Cleansing staff in Edinburgh have been on strike since 18 August with rubbish now piled throughout the city. Thirteen other council areas went on strike including East Renfrewshire, Glasgow, Falkirk and West Lothian.
Mr Swinney said the issue was “deeply concerning on a host of levels, not least in relation to public health.”
From today a further six councils will join the strike. These areas are Aberdeenshire, Midlothian, Stirling, Orkney, North Lanarkshire and Perth & Kinross.
Further talks between the unions and Mr Swinney were held on Wednesday evening, but a deal is yet to be agreed.
The unions described the talks as “constructive” and have asked the Scottish government to “directly engage” in further negotiations with Cosla (Convention of Scottish Local Authorities), the body representing local government.
Cosla said its rejected pay offer would have meant the lowest paid 12% of council workers would get more than a 5% increase. The trade unions are calling for more funding from the Scottish government to pay for a better pay offer.

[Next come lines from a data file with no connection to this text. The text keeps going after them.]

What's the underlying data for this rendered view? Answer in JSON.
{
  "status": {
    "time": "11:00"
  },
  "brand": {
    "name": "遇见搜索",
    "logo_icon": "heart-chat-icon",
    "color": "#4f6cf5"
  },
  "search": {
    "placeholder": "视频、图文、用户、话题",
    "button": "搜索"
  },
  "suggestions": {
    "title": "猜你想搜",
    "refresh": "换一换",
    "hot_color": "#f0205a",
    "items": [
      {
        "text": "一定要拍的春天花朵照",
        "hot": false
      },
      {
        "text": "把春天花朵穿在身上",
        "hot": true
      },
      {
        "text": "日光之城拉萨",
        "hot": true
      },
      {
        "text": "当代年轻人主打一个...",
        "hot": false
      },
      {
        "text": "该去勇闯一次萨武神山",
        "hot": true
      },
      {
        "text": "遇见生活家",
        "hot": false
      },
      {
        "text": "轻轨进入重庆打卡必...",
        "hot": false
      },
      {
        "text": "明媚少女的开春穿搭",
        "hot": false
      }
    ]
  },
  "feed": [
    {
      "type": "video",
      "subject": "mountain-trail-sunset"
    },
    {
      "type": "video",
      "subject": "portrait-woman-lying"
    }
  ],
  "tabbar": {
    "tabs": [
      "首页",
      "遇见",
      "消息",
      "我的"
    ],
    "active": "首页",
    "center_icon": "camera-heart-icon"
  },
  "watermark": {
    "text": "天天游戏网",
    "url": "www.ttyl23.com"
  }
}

Mr Swinney said £140m of new money had already been allocated to the local government pay settlement. When asked about the impact of the strike in Edinburgh, he said: “I think the condition of the city of Edinburgh just now is deeply concerning on a host of levels, not least in relation to public health.
So I acknowledge the significance of the issue which is why I want to see the industrial action resolved why I would prefer it didn’t spread to other parts of the country.”

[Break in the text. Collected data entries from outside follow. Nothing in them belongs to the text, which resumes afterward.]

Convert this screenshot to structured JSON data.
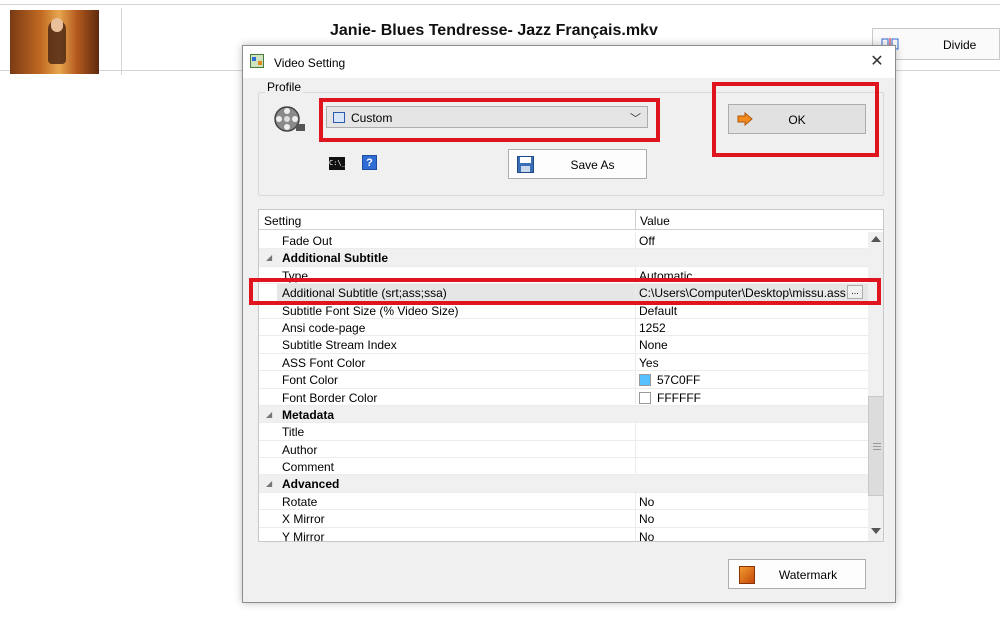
{
  "background": {
    "filename": "Janie- Blues Tendresse- Jazz Français.mkv",
    "divide_label": "Divide"
  },
  "dialog": {
    "title": "Video Setting",
    "close_glyph": "✕",
    "profile": {
      "group_label": "Profile",
      "selected": "Custom",
      "save_as_label": "Save As",
      "ok_label": "OK",
      "help_glyph": "?",
      "cmd_glyph": "C:\\_"
    },
    "grid": {
      "col_setting": "Setting",
      "col_value": "Value",
      "rows": [
        {
          "kind": "item",
          "name": "Fade Out",
          "value": "Off"
        },
        {
          "kind": "category",
          "name": "Additional Subtitle",
          "value": ""
        },
        {
          "kind": "item",
          "name": "Type",
          "value": "Automatic"
        },
        {
          "kind": "item",
          "name": "Additional Subtitle (srt;ass;ssa)",
          "value": "C:\\Users\\Computer\\Desktop\\missu.ass",
          "selected": true,
          "ellipsis": "..."
        },
        {
          "kind": "item",
          "name": "Subtitle Font Size (% Video Size)",
          "value": "Default"
        },
        {
          "kind": "item",
          "name": "Ansi code-page",
          "value": "1252"
        },
        {
          "kind": "item",
          "name": "Subtitle Stream Index",
          "value": "None"
        },
        {
          "kind": "item",
          "name": "ASS Font Color",
          "value": "Yes"
        },
        {
          "kind": "item",
          "name": "Font Color",
          "value": "57C0FF",
          "swatch": "#57C0FF"
        },
        {
          "kind": "item",
          "name": "Font Border Color",
          "value": "FFFFFF",
          "swatch": "#FFFFFF"
        },
        {
          "kind": "category",
          "name": "Metadata",
          "value": ""
        },
        {
          "kind": "item",
          "name": "Title",
          "value": ""
        },
        {
          "kind": "item",
          "name": "Author",
          "value": ""
        },
        {
          "kind": "item",
          "name": "Comment",
          "value": ""
        },
        {
          "kind": "category",
          "name": "Advanced",
          "value": ""
        },
        {
          "kind": "item",
          "name": "Rotate",
          "value": "No"
        },
        {
          "kind": "item",
          "name": "X Mirror",
          "value": "No"
        },
        {
          "kind": "item",
          "name": "Y Mirror",
          "value": "No"
        }
      ]
    },
    "watermark_label": "Watermark"
  },
  "colors": {
    "highlight_red": "#E0141E",
    "ok_arrow": "#F28A1E"
  }
}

Johanna Baxter, Unison Scotland’s head of local government, has said the union was “a long way” from agreement.
Speaking after the talks with Mr Swinney, she added: “We welcome that he listened to Unison concerns and was keen to explore how he could support getting council pay talks pay back on track.
We were clear that we need to rethink not only the construction of the pay offer, so that those on the lowest incomes are fairly treated, we also need to explore ways in which we can increase the overall cash available to come to a fair offer.”
Wendy Dunsmore, industrial officer at the Unite union, said Mr Swinney had told them he would now “engage Cosla on a mechanism which could facilitate funding but that this would not come directly from the Scottish government”.
She added that the trade unions now want the Scottish government to “directly engage” in the negotiations with Cosla.
Unite said that for more than half of local government workers, Cosla’s offer represented an offer of between £900 to £1,250 when the UK government is offering council workers in England a £1,925 flat rate pay offer.
The GMB has described the package on offer as “bitterly disappointing and frankly shameful”.
Colsa said its latest pay offer amounts to “one of, if not the best offer in decades for Scottish local government workers” with some workers getting an overall 7.36% increase.